Para seguir con la metáfora, aquí el parecido de familia profundo que menciono es responsable de que sean cada día más tenues los parecidos de familia ostensibles respecto de los casos paradigmáticos de democracias capitalistas consolidadas. En realidad, ha ocurrido una curiosa inversión de los términos, de la cual sería bueno tomar conciencia y a la que paso a referirme.

La disyuntiva de Black

Tal como ya señalé, es imposible que exista una correspondencia exacta entre una idea y sus manifestaciones históricas concretas del mismo modo que tampoco la hay entre una teoría científica y su interpretación empírica. Por eso en los años treinta el filósofo Max Black planteó una disyuntiva célebre. ¿Los contornos de una naranja o de una pelota de tenis son copias imperfectas de una forma ideal que es conocida por la geometría pura o, al revés, la geometría de las esferas provee una versión simplificada e imperfecta de las relaciones propias de una cierta clase de objetos físicos a la cual pertenecen la naranja o la pelota de tenis?
Dicho de otra manera: ¿a quién hay que culpar por la falta de correspondencia? ¿Al mundo o a la teoría? ¿A las manifestaciones históricas concretas o a la idea?

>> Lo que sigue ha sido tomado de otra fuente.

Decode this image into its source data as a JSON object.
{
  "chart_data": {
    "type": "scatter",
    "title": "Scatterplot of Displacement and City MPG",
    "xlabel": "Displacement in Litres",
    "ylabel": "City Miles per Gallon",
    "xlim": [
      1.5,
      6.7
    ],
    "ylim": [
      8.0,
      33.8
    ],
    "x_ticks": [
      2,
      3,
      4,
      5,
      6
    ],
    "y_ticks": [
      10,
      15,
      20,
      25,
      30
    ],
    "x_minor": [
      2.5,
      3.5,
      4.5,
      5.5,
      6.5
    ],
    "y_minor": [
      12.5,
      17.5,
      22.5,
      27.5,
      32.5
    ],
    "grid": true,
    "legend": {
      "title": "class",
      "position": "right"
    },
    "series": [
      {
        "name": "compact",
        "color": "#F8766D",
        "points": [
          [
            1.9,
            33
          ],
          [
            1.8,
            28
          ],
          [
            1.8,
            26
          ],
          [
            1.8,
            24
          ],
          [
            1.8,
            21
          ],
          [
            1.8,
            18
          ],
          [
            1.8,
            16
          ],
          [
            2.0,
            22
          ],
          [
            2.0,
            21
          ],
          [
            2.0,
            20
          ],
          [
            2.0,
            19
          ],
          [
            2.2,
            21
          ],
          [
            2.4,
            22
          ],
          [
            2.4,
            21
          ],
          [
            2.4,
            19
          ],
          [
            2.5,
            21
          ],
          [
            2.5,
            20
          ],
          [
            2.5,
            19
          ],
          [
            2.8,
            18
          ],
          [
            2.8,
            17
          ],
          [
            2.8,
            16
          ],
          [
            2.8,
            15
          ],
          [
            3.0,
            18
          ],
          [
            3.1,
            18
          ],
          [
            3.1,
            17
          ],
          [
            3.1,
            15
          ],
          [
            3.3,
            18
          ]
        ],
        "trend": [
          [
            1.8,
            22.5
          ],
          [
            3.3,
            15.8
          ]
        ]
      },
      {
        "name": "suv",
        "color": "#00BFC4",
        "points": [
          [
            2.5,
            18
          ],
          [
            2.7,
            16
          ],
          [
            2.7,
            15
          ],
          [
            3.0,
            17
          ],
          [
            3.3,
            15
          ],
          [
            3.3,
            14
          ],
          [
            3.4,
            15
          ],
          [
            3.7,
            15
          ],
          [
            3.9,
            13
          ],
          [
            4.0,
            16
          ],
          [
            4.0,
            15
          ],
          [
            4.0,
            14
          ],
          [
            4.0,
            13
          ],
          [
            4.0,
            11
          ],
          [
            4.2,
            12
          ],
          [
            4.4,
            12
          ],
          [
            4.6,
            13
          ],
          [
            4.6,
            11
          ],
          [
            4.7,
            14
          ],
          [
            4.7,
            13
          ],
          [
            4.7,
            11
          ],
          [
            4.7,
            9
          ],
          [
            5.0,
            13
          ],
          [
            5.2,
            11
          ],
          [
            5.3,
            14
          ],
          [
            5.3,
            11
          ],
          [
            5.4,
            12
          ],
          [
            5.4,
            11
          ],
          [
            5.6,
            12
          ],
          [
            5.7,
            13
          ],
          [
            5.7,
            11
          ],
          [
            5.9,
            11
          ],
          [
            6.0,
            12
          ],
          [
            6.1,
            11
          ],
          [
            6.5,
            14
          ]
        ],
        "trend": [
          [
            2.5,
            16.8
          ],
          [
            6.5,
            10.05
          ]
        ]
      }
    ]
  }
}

En su análisis de la democracia, Schumpeter y sus seguidores no han abrigado dudas: debe culparse a la idea. Según ellos, ésta probó ser menos rica, menos realista y menos eficaz que las manifestaciones históricas concretas que ha tenido la democracia liberal en los países capitalistas avanzados. En cambio, Marshall y muchos otros críticos de tales manifestaciones concretas han operado con el supuesto inverso, esforzándose por corregir las desviaciones de una práctica que en las sociedades de clase ha tendido constantemente a alejarse de la visión de la democracia como autogobierno colectivo.